The Tribunal's crucial legal reasoning is preserved verbatim as follows:

"It is settled law that the consistent method followed can be changed only if there is a change of facts or law. There are various decisions of Hon'ble Apex Court in this regard including that from Radhasoami Satsang (supra). In the present case, there is no case that there is a change of law or there is a change in fact. It is also not the case that TNMM method which has been consistently applied in past was totally wrong method."

"The Transfer Pricing Officer while justifying the change stated that in T.P. report assessee has benchmarked the transaction under TNMM, no verifiable data has been provided to substantiate the method used. Hence, from the above discussion, we find that no cogent reason has been pointed out by the authorities below that the TNMM method applied earlier was not in accordance with the mandate of law as above."

"It is settled law that res judicata does not apply to taxation proceedings but it has fairly often been held by the higher courts including by the Hon'ble Apex Court that the consistency should be maintained in the assessment proceedings. A consistently applied method can be changed only if there is a change in facts and law."

"By no means it is justified to keep on finding a method for addition by trial and error method. Accordingly, on the anvil of aforesaid Hon'ble Apex Court's decision as discussed hereinabove, we hold that there was no justification in rejecting the TNMM method applied by the assessee as in the preceding year."

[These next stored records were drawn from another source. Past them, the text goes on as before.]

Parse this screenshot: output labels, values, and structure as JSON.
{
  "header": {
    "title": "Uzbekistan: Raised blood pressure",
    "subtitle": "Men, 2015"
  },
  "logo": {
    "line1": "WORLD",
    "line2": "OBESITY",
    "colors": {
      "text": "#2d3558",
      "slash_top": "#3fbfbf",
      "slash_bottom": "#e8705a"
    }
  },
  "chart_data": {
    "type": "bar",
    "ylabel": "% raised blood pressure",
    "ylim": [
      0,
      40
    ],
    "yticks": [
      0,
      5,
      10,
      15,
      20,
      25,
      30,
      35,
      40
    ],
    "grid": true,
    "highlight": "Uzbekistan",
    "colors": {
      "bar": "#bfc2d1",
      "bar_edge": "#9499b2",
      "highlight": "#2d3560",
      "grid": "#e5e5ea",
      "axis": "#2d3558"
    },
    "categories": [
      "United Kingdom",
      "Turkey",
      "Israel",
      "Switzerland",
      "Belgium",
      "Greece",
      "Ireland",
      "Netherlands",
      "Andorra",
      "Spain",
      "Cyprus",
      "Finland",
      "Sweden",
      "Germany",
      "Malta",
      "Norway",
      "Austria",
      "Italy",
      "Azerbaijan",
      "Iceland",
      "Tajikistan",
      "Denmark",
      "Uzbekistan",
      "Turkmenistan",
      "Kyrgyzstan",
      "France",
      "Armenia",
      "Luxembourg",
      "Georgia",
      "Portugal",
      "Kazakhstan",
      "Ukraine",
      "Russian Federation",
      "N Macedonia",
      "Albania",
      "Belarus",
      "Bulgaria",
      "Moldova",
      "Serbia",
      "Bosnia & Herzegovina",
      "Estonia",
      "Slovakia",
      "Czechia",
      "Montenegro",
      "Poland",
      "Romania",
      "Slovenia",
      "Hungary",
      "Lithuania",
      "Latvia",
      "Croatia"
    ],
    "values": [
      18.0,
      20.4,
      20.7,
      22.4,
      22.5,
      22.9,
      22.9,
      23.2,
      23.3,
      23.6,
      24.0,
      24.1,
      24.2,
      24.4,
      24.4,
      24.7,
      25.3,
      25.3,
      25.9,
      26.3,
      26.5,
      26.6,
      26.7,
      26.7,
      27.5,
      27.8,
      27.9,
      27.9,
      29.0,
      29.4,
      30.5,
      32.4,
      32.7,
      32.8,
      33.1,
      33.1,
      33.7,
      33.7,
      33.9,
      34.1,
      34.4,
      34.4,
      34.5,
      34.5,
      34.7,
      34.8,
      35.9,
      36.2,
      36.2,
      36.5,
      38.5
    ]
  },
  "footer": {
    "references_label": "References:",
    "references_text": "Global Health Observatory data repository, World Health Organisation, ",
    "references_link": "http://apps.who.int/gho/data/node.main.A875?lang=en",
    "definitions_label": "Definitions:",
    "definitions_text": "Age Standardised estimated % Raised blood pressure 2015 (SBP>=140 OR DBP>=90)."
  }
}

Core principles established include:

  • The principle of consistency in transfer pricing methodology must be respected unless there is a change in law or facts.
  • The choice of the most appropriate method under section 92C(1) must be supported by cogent reasons when deviated from prior accepted methods.
  • The TNMM method, when consistently applied and accepted, cannot be summarily rejected in favor of CUP without adequate justification.
  • Internal CUP method cannot be mechanically applied ignoring significant differences in transaction characteristics.

Final determinations on each issue:

  • The transfer pricing adjustment of INR 15,93,35,145/- based on CUP method was set aside.
  • TNMM method was held to be the most appropriate method for benchmarking the appellant's international transactions of export of goods.
  • The matter was remanded to the AO for determination of ALP as per TNMM method.
  • The ground challenging the validity of the assessment order was withdrawn and not adjudicated.
  • Penalty proceedings under section 270A were not specifically addressed in the final order due to the appeal being allowed for statistical purposes.